Economists are calling for another 15bp cut, which is larger than market's current pricing of 10bp, suggesting there is room for further GBP weakness.

GBP real rates and yields have also fallen to negative levels, making it unattractive in the current yield-seeking environment.

"We remain GBP-bearish and like selling against EUR and USD which we hold in our portfolio," says a note from Morgan Stanley.

Beware the One-Way Trade

One thing GBP-watchers should be wary of is the over-crowded nature of the GBP trade.

Short-Sterling positions, i.e contracts taken out against the currency, are at record highs with traders continuing to pile up bets against the UK currency.

Short positions are now shown to be at a record level having been building for six consecutive weeks now.

The net short GBP position stands at a notable $7.3BN, sellers now outnumber buyers by a ratio of 3.5:1.

Record bets against Sterling

Any upside surprise in the UK data docket - which is a thick one this week - "could squeeze the currency quickly higher," notes Kathy Lien, a Director at BK Asset Management.

BK Asset Management are confident that the labour data will be soft but the surprise increase in the BRC retail sales monitor suggests that discounting may have fueled stronger demand in July. 

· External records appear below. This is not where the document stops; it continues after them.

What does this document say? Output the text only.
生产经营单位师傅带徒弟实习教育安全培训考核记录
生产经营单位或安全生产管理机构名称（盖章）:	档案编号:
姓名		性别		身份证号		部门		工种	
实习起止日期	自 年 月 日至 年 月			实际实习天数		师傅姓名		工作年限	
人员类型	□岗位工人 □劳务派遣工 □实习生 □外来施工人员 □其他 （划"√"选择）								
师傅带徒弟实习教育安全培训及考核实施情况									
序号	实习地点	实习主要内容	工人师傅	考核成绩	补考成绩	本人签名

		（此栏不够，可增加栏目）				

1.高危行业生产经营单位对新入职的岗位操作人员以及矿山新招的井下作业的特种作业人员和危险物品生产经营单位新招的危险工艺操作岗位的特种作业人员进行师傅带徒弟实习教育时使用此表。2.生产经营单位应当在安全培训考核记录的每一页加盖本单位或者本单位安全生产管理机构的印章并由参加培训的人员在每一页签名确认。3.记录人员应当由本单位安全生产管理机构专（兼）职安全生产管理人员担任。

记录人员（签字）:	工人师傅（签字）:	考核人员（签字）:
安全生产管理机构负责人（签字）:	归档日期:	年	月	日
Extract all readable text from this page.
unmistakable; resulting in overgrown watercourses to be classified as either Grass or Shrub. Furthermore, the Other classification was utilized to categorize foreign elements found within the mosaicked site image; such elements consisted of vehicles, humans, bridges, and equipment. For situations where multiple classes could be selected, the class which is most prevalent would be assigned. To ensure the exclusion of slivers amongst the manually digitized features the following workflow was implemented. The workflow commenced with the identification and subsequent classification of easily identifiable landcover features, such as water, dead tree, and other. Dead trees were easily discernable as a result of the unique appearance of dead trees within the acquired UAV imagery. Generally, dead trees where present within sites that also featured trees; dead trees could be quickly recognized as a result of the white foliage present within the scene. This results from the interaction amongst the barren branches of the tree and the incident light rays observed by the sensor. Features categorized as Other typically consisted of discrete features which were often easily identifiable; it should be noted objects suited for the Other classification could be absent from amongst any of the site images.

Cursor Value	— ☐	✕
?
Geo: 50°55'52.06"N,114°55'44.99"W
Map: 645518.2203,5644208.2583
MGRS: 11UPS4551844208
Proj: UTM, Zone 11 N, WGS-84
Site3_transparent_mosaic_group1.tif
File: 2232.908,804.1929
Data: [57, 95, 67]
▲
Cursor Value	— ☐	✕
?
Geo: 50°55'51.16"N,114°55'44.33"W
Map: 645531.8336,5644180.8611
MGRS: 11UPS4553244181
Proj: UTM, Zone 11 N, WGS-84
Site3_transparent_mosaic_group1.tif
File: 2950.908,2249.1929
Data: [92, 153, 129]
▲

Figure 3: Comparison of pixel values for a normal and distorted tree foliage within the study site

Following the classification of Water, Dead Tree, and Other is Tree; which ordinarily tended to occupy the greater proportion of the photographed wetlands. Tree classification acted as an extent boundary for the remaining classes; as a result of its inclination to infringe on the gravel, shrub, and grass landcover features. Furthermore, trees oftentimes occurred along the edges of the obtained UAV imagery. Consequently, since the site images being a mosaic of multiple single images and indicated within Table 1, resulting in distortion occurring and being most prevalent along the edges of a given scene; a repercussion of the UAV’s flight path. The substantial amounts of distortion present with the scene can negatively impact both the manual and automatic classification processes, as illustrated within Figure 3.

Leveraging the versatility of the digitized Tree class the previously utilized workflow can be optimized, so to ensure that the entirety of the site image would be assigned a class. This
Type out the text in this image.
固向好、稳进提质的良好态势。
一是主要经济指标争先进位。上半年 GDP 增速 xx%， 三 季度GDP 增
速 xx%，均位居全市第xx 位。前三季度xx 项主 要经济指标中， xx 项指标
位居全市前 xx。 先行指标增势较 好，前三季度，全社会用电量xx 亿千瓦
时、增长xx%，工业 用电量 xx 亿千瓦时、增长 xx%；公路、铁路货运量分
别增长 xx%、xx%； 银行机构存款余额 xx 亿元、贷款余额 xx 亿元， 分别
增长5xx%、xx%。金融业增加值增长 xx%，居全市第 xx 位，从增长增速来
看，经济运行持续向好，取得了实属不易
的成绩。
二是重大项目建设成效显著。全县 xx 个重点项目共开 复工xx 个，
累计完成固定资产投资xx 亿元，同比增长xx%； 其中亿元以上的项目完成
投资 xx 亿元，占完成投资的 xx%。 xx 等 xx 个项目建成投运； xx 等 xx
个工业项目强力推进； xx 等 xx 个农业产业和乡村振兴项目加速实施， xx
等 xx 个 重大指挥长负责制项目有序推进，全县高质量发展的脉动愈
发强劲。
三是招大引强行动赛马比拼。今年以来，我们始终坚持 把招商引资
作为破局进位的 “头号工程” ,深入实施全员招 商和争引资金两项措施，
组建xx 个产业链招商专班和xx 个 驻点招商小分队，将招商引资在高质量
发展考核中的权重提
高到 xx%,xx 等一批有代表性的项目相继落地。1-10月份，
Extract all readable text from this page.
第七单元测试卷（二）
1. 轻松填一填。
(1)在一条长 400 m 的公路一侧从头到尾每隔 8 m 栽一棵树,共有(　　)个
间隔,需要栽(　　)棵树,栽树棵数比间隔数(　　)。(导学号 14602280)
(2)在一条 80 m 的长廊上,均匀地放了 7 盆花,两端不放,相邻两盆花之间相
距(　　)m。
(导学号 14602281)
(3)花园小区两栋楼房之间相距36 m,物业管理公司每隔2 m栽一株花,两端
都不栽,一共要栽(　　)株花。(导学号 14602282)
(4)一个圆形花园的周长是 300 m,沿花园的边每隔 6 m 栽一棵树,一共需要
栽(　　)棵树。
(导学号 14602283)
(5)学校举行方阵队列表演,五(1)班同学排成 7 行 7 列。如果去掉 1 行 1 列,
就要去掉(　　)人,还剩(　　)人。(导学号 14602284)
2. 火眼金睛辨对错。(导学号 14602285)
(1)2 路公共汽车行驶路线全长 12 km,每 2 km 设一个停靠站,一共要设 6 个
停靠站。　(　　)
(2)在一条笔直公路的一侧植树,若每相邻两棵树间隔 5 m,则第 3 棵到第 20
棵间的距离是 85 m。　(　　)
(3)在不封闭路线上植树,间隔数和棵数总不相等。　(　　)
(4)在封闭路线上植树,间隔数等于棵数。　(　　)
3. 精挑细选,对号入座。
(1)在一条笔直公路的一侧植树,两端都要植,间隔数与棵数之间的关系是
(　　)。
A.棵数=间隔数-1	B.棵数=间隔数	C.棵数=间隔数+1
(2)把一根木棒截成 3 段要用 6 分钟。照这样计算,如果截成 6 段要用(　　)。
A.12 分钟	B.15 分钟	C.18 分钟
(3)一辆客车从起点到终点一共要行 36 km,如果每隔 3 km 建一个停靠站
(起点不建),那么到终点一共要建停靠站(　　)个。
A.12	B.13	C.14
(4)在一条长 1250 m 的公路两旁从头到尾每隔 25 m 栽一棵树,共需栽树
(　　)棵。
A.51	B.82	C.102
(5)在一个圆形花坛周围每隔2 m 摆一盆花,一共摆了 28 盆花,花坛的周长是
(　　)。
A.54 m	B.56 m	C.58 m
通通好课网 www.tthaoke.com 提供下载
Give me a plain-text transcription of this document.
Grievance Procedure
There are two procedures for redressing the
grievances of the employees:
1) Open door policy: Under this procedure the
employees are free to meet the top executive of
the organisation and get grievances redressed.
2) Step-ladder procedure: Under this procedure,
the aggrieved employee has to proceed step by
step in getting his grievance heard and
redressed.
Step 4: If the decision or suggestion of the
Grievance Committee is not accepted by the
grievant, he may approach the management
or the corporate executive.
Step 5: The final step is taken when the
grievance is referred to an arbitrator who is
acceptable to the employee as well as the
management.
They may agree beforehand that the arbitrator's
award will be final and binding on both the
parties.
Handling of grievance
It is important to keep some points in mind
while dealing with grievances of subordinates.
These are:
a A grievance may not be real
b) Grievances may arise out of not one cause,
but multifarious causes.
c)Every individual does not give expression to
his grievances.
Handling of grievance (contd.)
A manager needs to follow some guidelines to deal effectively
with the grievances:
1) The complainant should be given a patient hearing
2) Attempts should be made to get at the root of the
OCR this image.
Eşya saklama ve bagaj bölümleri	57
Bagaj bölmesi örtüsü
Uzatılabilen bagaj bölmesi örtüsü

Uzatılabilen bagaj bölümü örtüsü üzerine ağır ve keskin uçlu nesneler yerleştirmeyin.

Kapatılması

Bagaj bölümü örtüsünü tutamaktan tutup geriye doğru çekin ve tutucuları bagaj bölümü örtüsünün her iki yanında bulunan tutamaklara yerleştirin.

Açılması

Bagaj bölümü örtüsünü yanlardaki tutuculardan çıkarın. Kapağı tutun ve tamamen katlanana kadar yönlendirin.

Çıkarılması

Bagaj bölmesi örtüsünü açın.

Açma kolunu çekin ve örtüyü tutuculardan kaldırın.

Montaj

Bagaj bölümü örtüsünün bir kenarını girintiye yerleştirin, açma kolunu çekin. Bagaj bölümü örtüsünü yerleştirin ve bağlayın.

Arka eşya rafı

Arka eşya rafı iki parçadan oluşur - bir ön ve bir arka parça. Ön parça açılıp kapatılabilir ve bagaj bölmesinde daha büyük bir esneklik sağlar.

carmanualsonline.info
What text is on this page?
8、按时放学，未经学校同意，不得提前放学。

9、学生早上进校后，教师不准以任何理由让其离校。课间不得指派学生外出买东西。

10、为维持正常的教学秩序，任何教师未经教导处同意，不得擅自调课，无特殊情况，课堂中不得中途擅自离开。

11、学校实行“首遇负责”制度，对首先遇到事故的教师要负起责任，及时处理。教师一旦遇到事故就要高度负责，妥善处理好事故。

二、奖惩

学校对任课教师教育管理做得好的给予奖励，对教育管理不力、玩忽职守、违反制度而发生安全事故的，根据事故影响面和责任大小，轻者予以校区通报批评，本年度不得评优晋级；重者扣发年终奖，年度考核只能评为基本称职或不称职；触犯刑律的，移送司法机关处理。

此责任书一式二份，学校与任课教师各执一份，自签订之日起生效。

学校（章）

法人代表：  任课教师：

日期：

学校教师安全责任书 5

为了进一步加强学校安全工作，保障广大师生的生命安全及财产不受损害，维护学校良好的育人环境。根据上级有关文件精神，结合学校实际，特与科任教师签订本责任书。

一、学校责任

The recent rally on the back of the stronger-than-forecast inflation data could actually be the initial trigger to a reversal.

Such reversals are however usually quite powerful, and as the move higher in GBP has been constrained so far we would suggest another trigger will need to be pulled.

"So while the trend in GBP is still down, selling Pounds may not be an easy one-way trade," says Lien.

Technical Studies Advocate for Further GBP Losses

While Swissquotes Quelenn does introduce the idea of a Bremain posing notable upside risks to the Pound from a fundamental perspective, for now he continues to advocate for further declines in the GBP/EUR rate.

Support for the pair at the 1.1592 low (recorded on 06/07/2016) has been broken.

A strong hourly resistance to any upside attempts is seen at 1.1977 which is the 04/08/2016 high.

Quelenn says he expects to see continued selling pressures, while in the long-term, the pair is currently retracing from recent highs made in 2015.

The technical structure suggests a growing downside momentum.

The pair is trading far below its 200 DMA but strong support can be found at 1.1344 (the 25/02/2013 low).